Given my hon. Friend’s welcome comments on community local governance, does he consider it appropriate that traffic commissioners or transport tribunals should sit in judgment on the merits of a quality contract? Should not local government make such decisions in consultation with local people?
Under our proposals, it will be for local government to make a public interest case for a quality contract. Having made such a case and having moved towards having a quality contract, if commercial operators feel that they have been unfairly disadvantaged and not properly consulted, there must be an appeal process for them to go through. We have suggested that there should be such an independent appeal process, but I hope that it will never be used because I hope that local authorities that decide to go down that route will involve everybody in making their decision.
I wish to make an important point. What the Minister is trying to explain is slightly different from what appears on page 43 of “Putting Passengers First”. It says there not that there can be an appeal when a local authority has reached a decision about going ahead with a quality contract, but that that automatically goes to a senior traffic commissioner, acting together with a panel of experts, who decides whether to approve it. Beyond that, there is an appeal to the transport tribunal. However, at the interim stage involving the traffic commissioner there is no appeal. The commissioner has a right to determine whether the local authority, acting in the public interest, is correct or not. That second guessing of an elected body causes great concern.
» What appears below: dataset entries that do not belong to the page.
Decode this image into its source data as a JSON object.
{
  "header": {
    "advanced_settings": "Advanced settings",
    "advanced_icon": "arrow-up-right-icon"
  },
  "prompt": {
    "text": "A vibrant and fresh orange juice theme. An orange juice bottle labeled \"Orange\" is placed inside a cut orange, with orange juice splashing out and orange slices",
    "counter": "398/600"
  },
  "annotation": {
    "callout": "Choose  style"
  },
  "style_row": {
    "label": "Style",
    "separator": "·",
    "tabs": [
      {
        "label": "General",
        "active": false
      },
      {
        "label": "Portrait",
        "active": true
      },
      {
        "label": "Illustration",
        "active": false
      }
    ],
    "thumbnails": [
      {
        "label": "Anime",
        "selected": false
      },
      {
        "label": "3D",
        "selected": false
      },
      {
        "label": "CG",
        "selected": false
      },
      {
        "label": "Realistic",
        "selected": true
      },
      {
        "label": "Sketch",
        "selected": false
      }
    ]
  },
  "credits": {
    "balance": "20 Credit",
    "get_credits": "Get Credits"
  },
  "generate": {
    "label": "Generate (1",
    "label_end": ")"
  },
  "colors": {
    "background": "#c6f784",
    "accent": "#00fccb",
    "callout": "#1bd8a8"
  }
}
I have heard my hon. Friend’s point and it will be taken into consideration. He is right that a senior traffic commissioner and a panel of experts review the decision to go to a quality contract to make sure that it is appropriate and in the public interest, and there then is an independent appeal process that operators can go through. If some hon. Friends feel that that is too convoluted or that it is unfair, they should put their comments to us and we will take them on board. I think that there is an appropriate protection in the light of the evidence that we have so far received, but I encourage hon. Friends to communicate their views.
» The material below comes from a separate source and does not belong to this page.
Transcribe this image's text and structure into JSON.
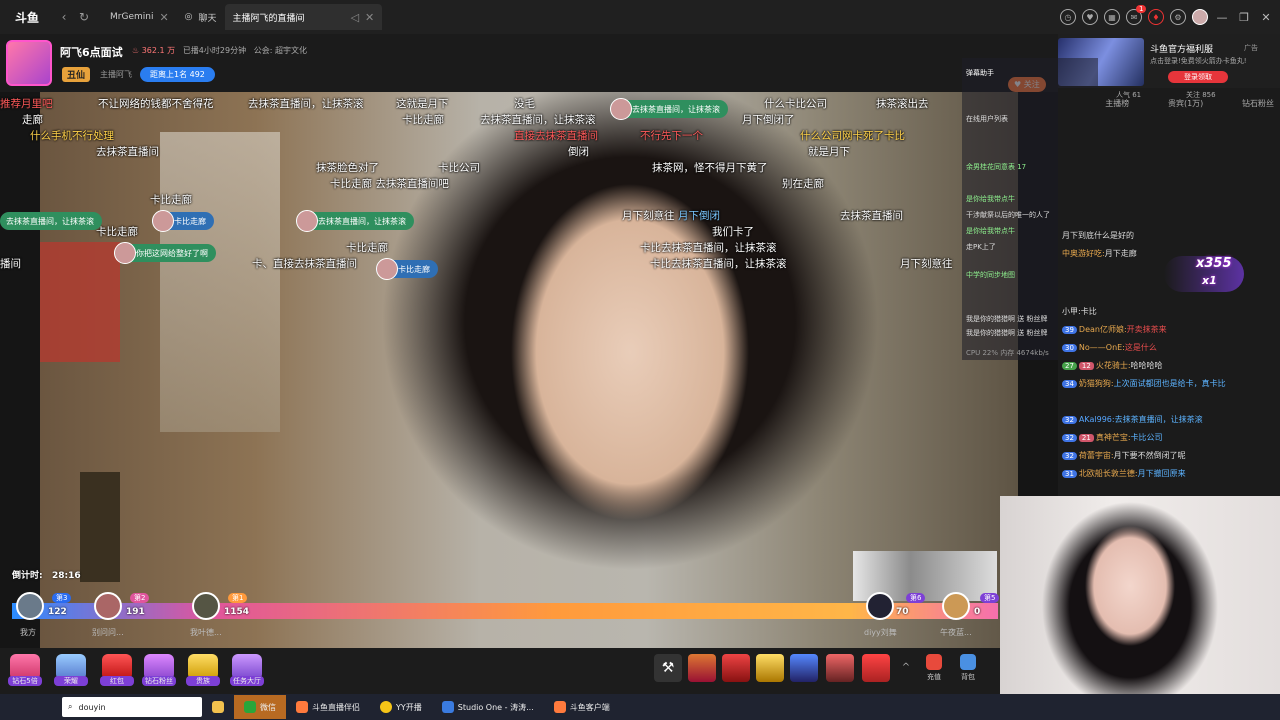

I welcome the draft Bill, but I remind my hon. Friend that some of us warned Ministers in 2000 that the voluntarist approach would not be successful, and I think that it is fair to say that it has not been successful to date. The intention behind the draft Bill is good, but will the Minister assure me that the powers that local authorities and passenger transport executives will be given will mean that I can be sure that trains stop at my Swinton stations and that the bus routes will be kept going through my constituency of Eccles?